Founded in 1991 and funded by Chanel, the goal of this research facility is "to help provide a scientific foundation for the design of skin care products and to promote public awareness of the principles underlying maintenance of healthy, attractive skin." Examining Chanel's often lengthy ingredient lists reveals that they believe healthy, attractive skin requires mostly standard, banal ingredients coupled with lots of fragrance and just a smattering of anything resembling state-of-the-art ingredients. Designing skin-care products whose purpose is to reinforce healthy skin doesn't involve strong scents, irritants such as alcohol, or sunscreens whose SPF ratings fall below the standards set by major health organizations, including the American Academy of Dermatology and corresponding international academies as well. Furthermore, their Nº 1 products claim to increase skin's oxygen uptake, something that essentially puts skin on the fast track for more free-radical damage, and no one at C.E.R.I.E.S. seems to have any idea about how to treat acne-prone skin. (Well, let's face it, acne is never fashionable.)
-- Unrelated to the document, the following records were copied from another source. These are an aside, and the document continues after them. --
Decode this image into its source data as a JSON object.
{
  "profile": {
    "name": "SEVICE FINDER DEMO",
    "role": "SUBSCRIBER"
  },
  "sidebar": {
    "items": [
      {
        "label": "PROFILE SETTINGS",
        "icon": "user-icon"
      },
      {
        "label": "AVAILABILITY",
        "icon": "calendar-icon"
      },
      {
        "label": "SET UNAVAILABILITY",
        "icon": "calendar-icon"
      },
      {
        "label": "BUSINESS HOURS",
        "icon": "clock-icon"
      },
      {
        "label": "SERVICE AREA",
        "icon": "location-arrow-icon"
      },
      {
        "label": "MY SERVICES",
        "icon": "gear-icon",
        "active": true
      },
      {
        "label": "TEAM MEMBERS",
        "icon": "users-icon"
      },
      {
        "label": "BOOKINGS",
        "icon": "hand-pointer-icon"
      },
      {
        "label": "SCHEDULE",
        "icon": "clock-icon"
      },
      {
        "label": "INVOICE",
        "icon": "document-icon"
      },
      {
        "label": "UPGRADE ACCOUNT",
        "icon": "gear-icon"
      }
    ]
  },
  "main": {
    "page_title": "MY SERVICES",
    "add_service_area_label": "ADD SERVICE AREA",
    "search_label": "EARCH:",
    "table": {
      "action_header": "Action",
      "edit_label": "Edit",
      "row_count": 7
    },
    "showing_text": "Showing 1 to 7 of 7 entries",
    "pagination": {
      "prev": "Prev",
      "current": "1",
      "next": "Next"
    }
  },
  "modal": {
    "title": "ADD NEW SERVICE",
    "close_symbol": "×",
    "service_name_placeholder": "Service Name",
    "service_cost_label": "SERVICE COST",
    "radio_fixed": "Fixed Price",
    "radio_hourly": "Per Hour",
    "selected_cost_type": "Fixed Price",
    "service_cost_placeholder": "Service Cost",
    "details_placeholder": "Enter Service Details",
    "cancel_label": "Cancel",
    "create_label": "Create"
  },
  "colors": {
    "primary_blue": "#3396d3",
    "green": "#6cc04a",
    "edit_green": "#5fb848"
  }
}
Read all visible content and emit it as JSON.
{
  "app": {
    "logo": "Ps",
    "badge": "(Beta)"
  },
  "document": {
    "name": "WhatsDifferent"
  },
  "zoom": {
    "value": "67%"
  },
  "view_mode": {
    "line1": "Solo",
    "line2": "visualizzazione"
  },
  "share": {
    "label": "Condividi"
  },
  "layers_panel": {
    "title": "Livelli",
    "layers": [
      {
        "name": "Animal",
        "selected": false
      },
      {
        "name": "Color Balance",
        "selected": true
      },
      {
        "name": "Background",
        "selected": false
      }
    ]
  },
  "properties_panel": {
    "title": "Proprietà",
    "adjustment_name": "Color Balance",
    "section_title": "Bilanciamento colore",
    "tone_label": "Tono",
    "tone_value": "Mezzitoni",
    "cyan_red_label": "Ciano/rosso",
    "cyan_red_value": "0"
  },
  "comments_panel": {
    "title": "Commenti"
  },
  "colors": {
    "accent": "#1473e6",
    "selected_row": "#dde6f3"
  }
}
Just like most Chanel skin-care products, the research facility and its ties to the dermatology community make it sound more impressive than it really is. Chanel's influence on fashion and luxury accoutrements is legendary and ongoing; but their skin-care products simply cannot compete with what many other lines are doing, including Estee Lauder, Clinique, Prescriptives, Olay, Dove, Neutrogena, and many others. Considering the couture-level prices, too much of Chanel's skin care is average, and that doesn't look good on anyone.
For more information about Chanel, call (800) 550-0005 or visit www.chanel.com.
Chanel pulls out all the stops to present their makeup in the most flattering light. Many of their products are deserving of the best status, but, frustratingly, an equal number disappoint, seeming to coast on Chanel's name and attention to upscale, designer-influenced packaging rather than providing true quality. For example, few companies have foundations with textures as varied and state-of-the-art as Chanel. However, most of their foundations with sunscreen are formulated without essential UVA-protecting ingredients, even though Chanel clearly knows about this issue, as evidenced from their numerous skin-care products that do contain avobenzone or titanium dioxide. Neglecting adequate UVA protection while going on about how the product creates younger-looking skin is not only inaccurate, it's harmful to your skin's health and appearance.
Beyond inadequate sunscreen, Chanel's eye and lip pencils have extraordinary prices, but ordinary to poor performance, and most of their "we're trying to be unique and clever" products don't do much to prove they're worthy of purchase. It's hard to ignore that much of what Chanel does well other lines do just as well (and sometimes better), and with a more realistic price range to boot. However, the overall situation is better than standard but well-dressed formulas with shamelessly affluent prices, because although it's not inexpensive, the best of Chanel's makeup is truly outstanding. What's needed to establish consistency is an overhaul of the many products that have fallen behind formula-wise. We doubt Chanel will reevaluate their pricing for the better, but given that, the least you should expect is stellar performance from everything you buy that bears the iconic double C logo!
Note: Chanel is categorized as a brand that tests on animals because its products are sold in China. Although Chanel does not conduct animal testing for its products sold elsewhere, the Chinese government requires imported cosmetics be tested on animals, so foreign companies retailing there must comply. This requirement is why some brands state that they don’t test on animals “unless required by law.” Animal rights organizations consider cosmetic companies retailed in China to be brands that test on animals, and so does the Paula’s Choice Research Team.